Could voice technology be the next secret weapon in driving retail growth?

According to a report from analysts at Canalys, the worldwide smart speaker market grew by 187 per cent in the second quarter of 2018. Collectively, Apple, Google, Xiaomi, Amazon, and others shipped 16.8 million units, up from nine million in the first quarter. According to Canalys, there will be more than 200 million by the end of this year, while Juniper Research predicts that there will be 8 billion digital voice assistants by 2023. That’s more than one for every person on the planet. By Ash Patel, Chief Information Officer, IRI.

  • 4 years ago Posted in

This dramatic growth positions smart speakers as the fastest growing connected devices worldwide and has created a world of opportunities in both English and non-English speaking markets. With each new device launched come new developments in speech recognition accuracy, complexity and applications.

 

But as familiar as they are to us as consumers, the concept of voice-activated technology is still perceived very much as cutting-edge in the business world.
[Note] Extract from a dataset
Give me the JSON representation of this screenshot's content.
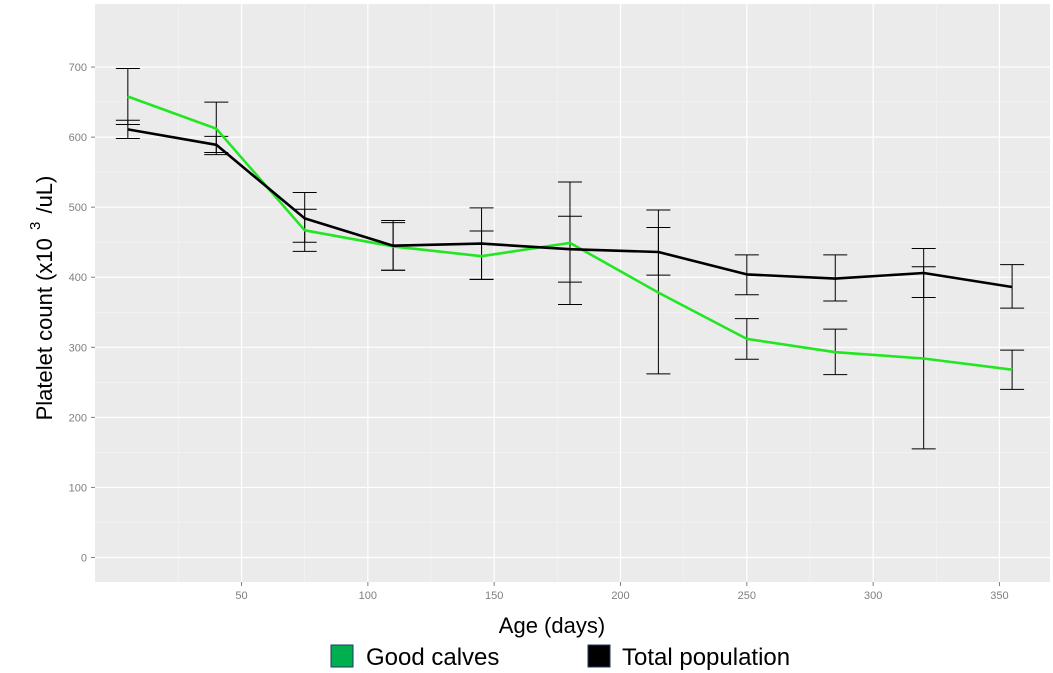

The potential is there, however, and is already a reality for some organisations. Just as voice is starting to become ubiquitous in the home, the opportunity for the retail industry is very real.

 

Developments in retail innovation

Retail is an industry under pressure, with the grocery market in particular undergoing a process of reinvention as it faces many challenges. New channels are driving growth as old channels decline. The stores of the past are being replaced by a bright digital future, with many retailers thriving, and with other notable casualties, not just on the British high street, but also across European and global markets.

 

Technology and innovation are fundamental to helping reinvent the grocery sector, redefining the store and the customer experience, whether that’s in product assortment, pricing or promotions – or the way in which retailers engage with us as consumers.

 

Artificial intelligence (AI) and voice-enabled technology has the capacity to disrupt the retail sector just as it has in the home environment; but not necessarily in the way that you might think.

 

The ability for consumers to order their groceries from home is the most obvious example of the use of voice technology in retail. But imagine retailers being able to use this technology to make important decisions around category optimisation, for example, product assortment or to help manage stock levels?

 

Data data everywhere

We have seen an explosion of data in recent years, and nowhere more so than in the grocery sector where retailers are inundated with huge quantities of data from an ever-increasing number of disparate sources, whether point of sale, inventory, e-commerce and customer loyalty data. Data is the key to unlocking consumer behaviour and shopper habits. But the challenge for retailers is in understanding this data, and translating it into actionable insight that will help them to grow their business. Making data-driven decisions often using complex algorithms is becoming more complicated and confined to just a few experts.

 

This is where the use of voice-enabled technology comes into its own. Voice is the most natural interface of all, providing the ability for anyone to ask simple questions and to get straightforward answers from often complex data. Using voice, retailers can effectively democratise data analysis and decision-making, putting it into the hands of the many, not just the few.

 

For a store manager looking for recommendations on category management or pricing, or a warehouse operative looking for information on the best-selling products that are low on stock, they can get specific and actionable advice quickly and efficiently. For the retailer it can mean the recovery of lost sales on a huge scale, better management of labour costs and much more.

 

Retailers slow to capitalise on voice technology

The challenge for retailers is one of change management however. Individuals who have always made decisions based on experience and ‘gut feel’ will never trust ‘a machine’. But with a new younger generation of workers, fed on a diet of Siri and Alexa, it will become instinctive.

 

The concept of putting the power in the hands of the many versus the few is something that many retailers may find hard to accept. But this idea is a good one, as retailers are able to maintain more control in their organisation and reduce the amount of guesswork and subjective opinion; something that humans are prone to.

 

There is also the fear that technology may become ‘an unguided missile’, making random or inaccurate decisions if placed in the wrong hands. But, as with any disruptive technology, voice is evolving all the time, and should be a combination of AI and IQ (human) to deliver more accurate results as it continues to learn based on feedback and machine learning.

 

 

Even though voice-enabled technology is relatively new in the grocery industry, one leading retailer that IRI is working with in the US is already recovering millions of dollars in lost sales by using the technology to find out the most likely out-of-stock items in every store. These are real results and highlight just why retailers should not delay and should take the plunge.